解释解释酸碱紊乱的不同方法;建立斯图尔特模型,该模型在酸碱失衡的病理生理理解和临床解释方面具有一些优势。
来自医学文献数据库的法语和英语参考文献记录。关键词为:酸碱平衡、高氯性酸中毒、代谢性酸中毒、强离子差、强离子间隙。
选择的数据包括前瞻性和回顾性研究、综述及病例报告。
酸碱紊乱通常采用传统的亨德森 - 哈塞尔巴尔赫方法进行分析,该方法将血浆pH值的变化归因于血浆碳酸氢盐或动脉血二氧化碳分压(PaCO2)的改变。然而,这种方法似乎并不充分,因为碳酸氢盐和PaCO2是完全相互依赖的。此外,它没有考虑弱酸如白蛋白在血浆pH值测定中的作用。根据斯图尔特概念,血浆pH值取决于血浆水的解离程度,这由3个独立变量决定:1)强离子差(SID),即血浆中所有强阳离子和阴离子之间的差值;2)血浆弱酸的量;3)PaCO2。

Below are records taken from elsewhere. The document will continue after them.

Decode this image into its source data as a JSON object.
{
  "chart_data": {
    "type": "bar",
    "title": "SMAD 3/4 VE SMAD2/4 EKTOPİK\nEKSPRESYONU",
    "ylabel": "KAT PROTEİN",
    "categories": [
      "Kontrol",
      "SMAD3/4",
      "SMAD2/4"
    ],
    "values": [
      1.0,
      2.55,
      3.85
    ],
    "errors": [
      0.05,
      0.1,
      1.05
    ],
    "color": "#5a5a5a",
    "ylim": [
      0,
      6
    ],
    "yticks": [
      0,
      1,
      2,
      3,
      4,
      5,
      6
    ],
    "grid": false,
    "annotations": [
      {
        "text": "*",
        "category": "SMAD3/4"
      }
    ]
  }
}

因此,代谢性酸碱紊乱总是由SID的变化(酸中毒时降低)或弱酸的变化(酸中毒时增加)引起,而呼吸性紊乱仍然是PaCO2变化的结果。这些病理生理因素对于分析危重症患者复杂的酸碱失衡很重要。例如,由于弱酸减少,低白蛋白血症会增加SID,这可能抵消pH值的降低和阴离子间隙的升高。因此,如果仅使用传统方法,低白蛋白血症可能会掩盖代谢性酸中毒,因为pH值正常且阴离子间隙正常。在这种情况下,代谢性酸中毒和碱中毒的关联仅分别表现为SID降低和弱酸浓度降低。这个概念有助于建立高氯性酸中毒与输注含高浓度氯离子的溶质(如0.9%氯化钠)之间的关系。最后,斯图尔特概念有助于理解碳酸氢钠以及乳酸钠会导致血浆碱化。事实上,钠离子留在血浆中,而阴离子(乳酸根或碳酸氢根)被代谢,导致血浆SID增加。
由于其简单性,传统的酸碱紊乱亨德森 - 哈塞尔巴尔赫方法仍然常用。然而,它提供的病理生理分析不充分,可能导致误诊。尽管斯图尔特概念看似复杂,但它能精确理解酸碱紊乱的机制。它必须成为分析复杂酸碱异常的最合适方法。